暮れて、夜深く。
後宮に無事に戻って来ると旭の歓迎があった。
何故、こんな時間に旭はここに居るのか。
問うても答えは返って来るのか知れない。
あの時、濁らせた事を守り、本当にこんな時間まで瀏亮と居たのだろうか。
その方が問題だ。
「どうでしたか? 外は」
「楽しかったです! また行くんです!」
ウキウキと春鈴は言う。
「そうですか、それで何かありました?」
「はい! たくさん志遠様がご馳走してくれて、いっぱいいろんなのを食べることができて嬉しかったです!」
まるで子供のようにキャッキャッと言う。
そんな感想を聞いても旭はにこやかに笑うだけだった。
きっと旭も自分と同じように感じているのだろう。
それ以上に追及しない。
そして春鈴も知っていた金の卵の事を言うかと思えば言わず、部屋に戻りますね! と言って行ってしまった。
そんな春鈴を見ながら旭は言う。
「良い名前ではないですか。

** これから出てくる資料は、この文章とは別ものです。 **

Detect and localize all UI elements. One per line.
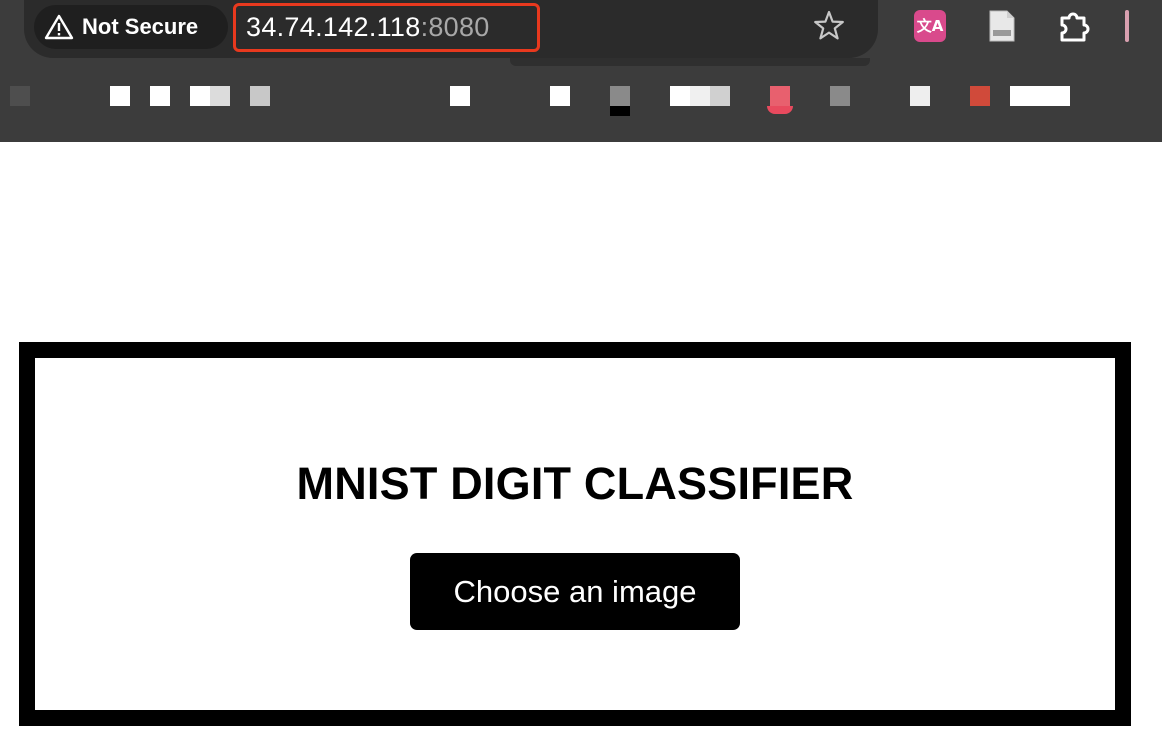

永遠に弟を思う――それこそがあなたに贈られた物です」
「何を言っているんだ?」
「あなたがそこに住む理由です」
「それが言いたくて、こんな時間まで起きていたのか?」
「違いますよ」
では何故起きていた? 聞いて良いのか迷った。
それが良くなかったか……旭も春鈴と同じように自分の部屋へと戻って行った。
雨露も部屋に戻り、自分一人になった時にこの永庭宮の意味を今一度考えた。
旭が言った通り、その字の如く、それこそが『永悌宮』だった本当の意味であり、今では永遠に何もない庭のように空っぽなものだと言われているようだった。
何を今さら言うのか、志遠は旭を思う。
兄上に何かさせられているのか。
この後宮で? 何を――新たなそういう為のものだったら良いが……そうでない可能性の方が大きい。
春鈴の言っていた事も気になるし。
「はぁ、兄上は全然分かっていない」
このままこの後宮を離れていてはきっと取り返しがつかなくなる。
兄上だって後宮の百合の話は知ってるだろうに――その話が何なのかと兄上は言うだろうか。

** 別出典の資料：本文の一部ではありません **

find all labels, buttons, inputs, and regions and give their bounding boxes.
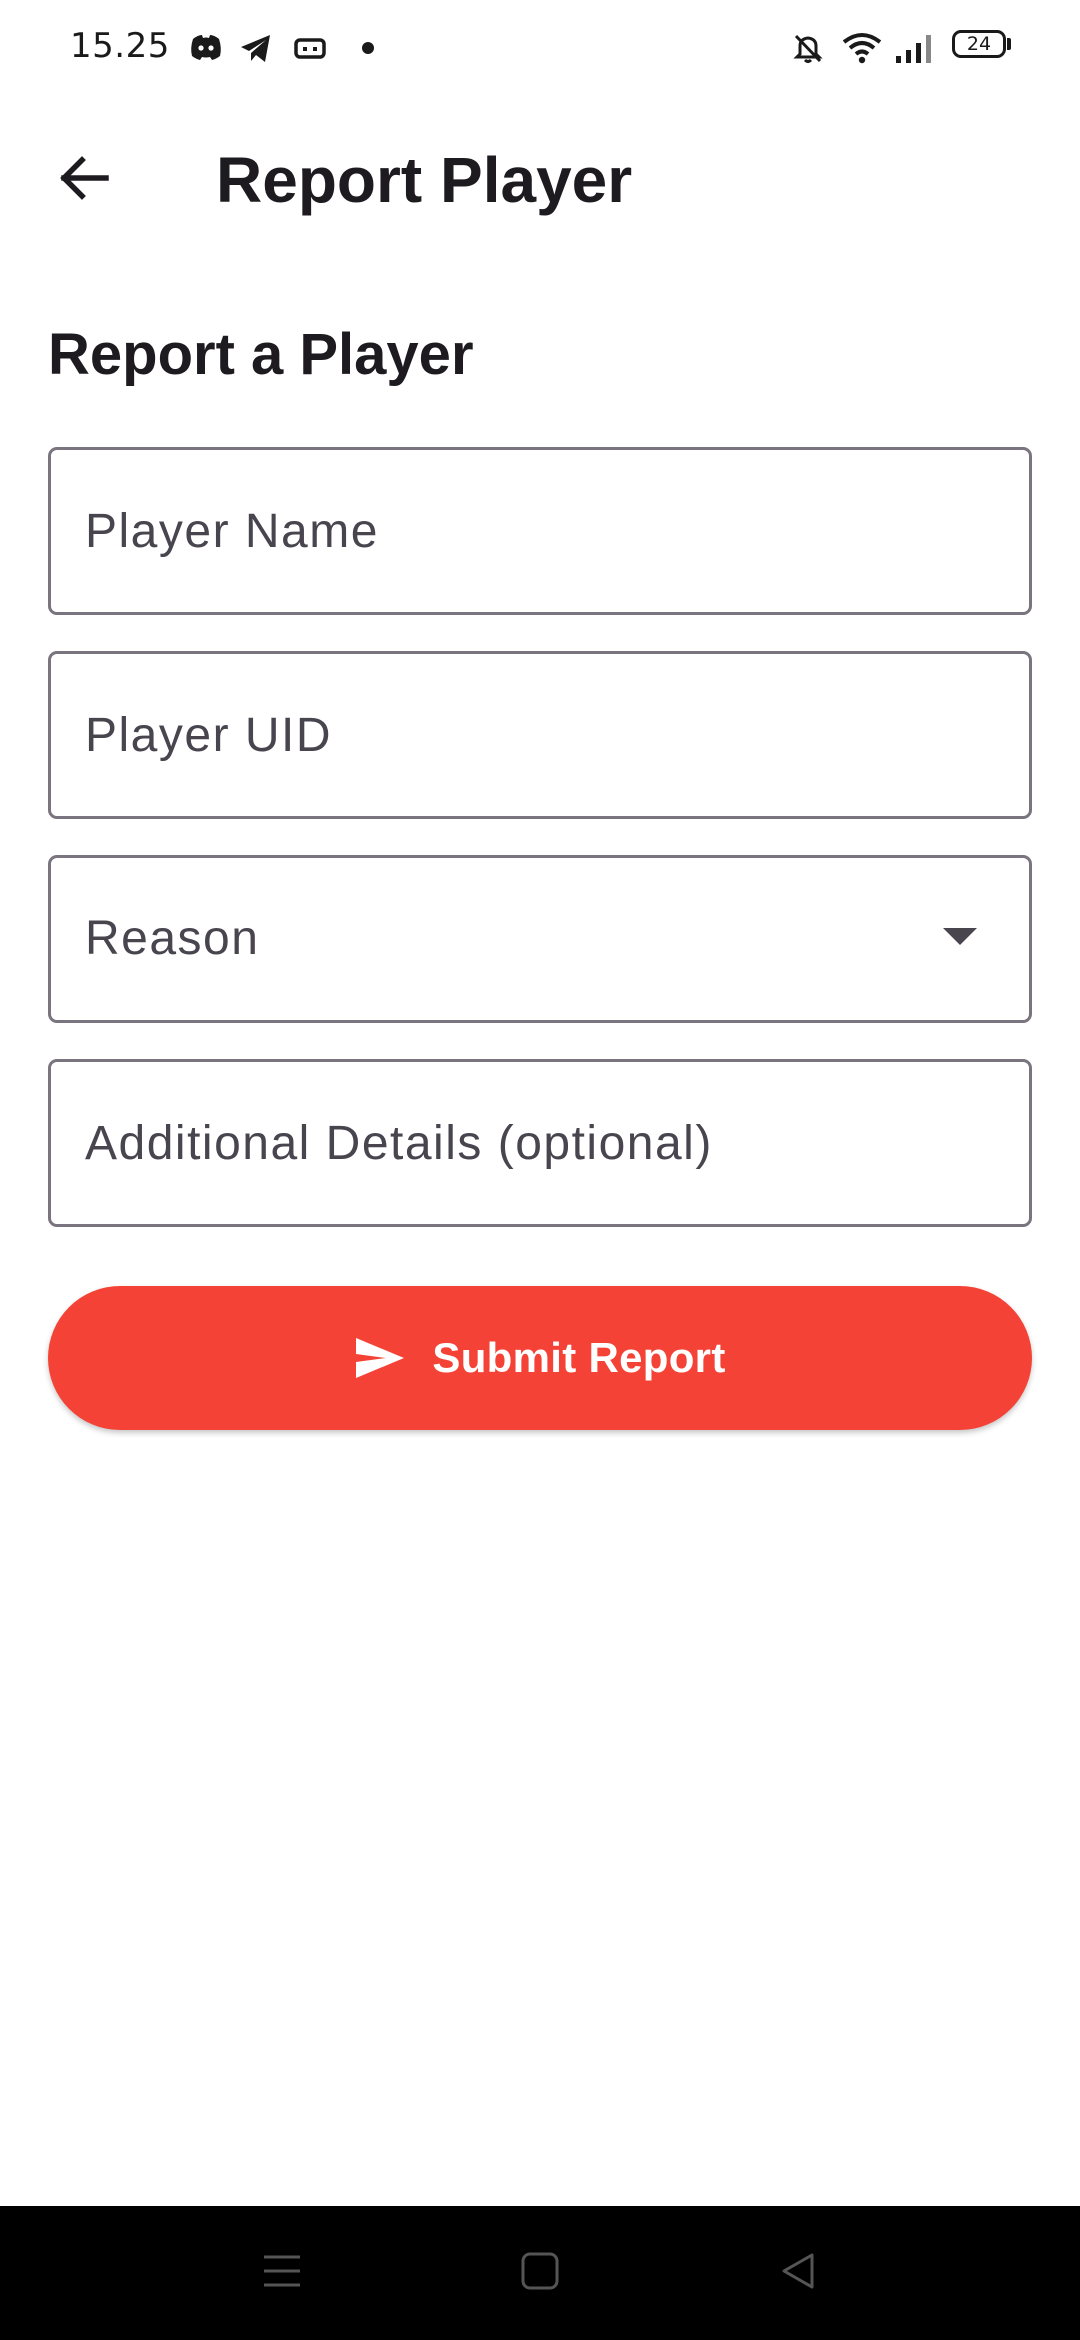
- player-uid-input[interactable]: [51, 654, 1029, 816]
- form-heading: Report a Player: [48, 322, 474, 387]
- dot-icon: [360, 30, 376, 66]
- player-name-field[interactable]: [48, 447, 1032, 615]
- send-icon: [354, 1336, 406, 1380]
- status-bar: 15.25 24: [0, 0, 1080, 96]
- wifi-icon: [842, 30, 882, 66]
- signal-icon: [894, 30, 934, 66]
- player-name-input[interactable]: [51, 450, 1029, 612]
- nav-back-button[interactable]: [738, 2206, 858, 2340]
- additional-details-field[interactable]: [48, 1059, 1032, 1227]
- submit-report-label: Submit Report: [432, 1334, 726, 1381]
- reason-label: Reason: [85, 912, 260, 965]
- bell-off-icon: [790, 30, 826, 66]
- nav-home-button[interactable]: [480, 2206, 600, 2340]
- submit-report-button[interactable]: Submit Report: [48, 1286, 1032, 1430]
- battery-tip: [1007, 38, 1011, 50]
- telegram-icon: [238, 30, 274, 66]
- home-icon: [520, 2251, 560, 2296]
- menu-icon: [262, 2251, 302, 2296]
- system-nav-bar: [0, 2206, 1080, 2340]
- battery-icon: 24: [952, 30, 1006, 58]
- reason-dropdown[interactable]: Reason: [48, 855, 1032, 1023]
- additional-details-input[interactable]: [51, 1062, 1029, 1224]
- status-time: 15.25: [70, 26, 170, 66]
- dropdown-caret-icon: [943, 928, 977, 945]
- back-triangle-icon: [778, 2251, 818, 2296]
- discord-icon: [188, 30, 224, 66]
- back-button[interactable]: [44, 140, 124, 220]
- gamepad-icon: [292, 30, 328, 66]
- nav-menu-button[interactable]: [222, 2206, 342, 2340]
- arrow-back-icon: [56, 150, 112, 211]
- page-title: Report Player: [216, 144, 633, 216]
- player-uid-field[interactable]: [48, 651, 1032, 819]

昔聞いた話――黒い百合、赤い百合はずっとお互いを思っている。
けれどそれを禁じ、訪れる平和がある。
全ては己の為に――とても短い話だが、そうなる時が絶対来る。
それも避ける為に兄上には頑張ってもらわないと自分が今度は頑張らなくてはならなくなる。それが嫌だった。
決して分かったわけじゃないが、春鈴は絶対何かを隠しているし、自分もその影響を受けている。
これは何が縁か……調べるべきか、それともその時が来るのを待つのが得策か。
そして、響妃は何を財にしてそれを得ているのか――尽きぬ悩みに志遠の心がその頭上にある星空のようにときめくことはなかった。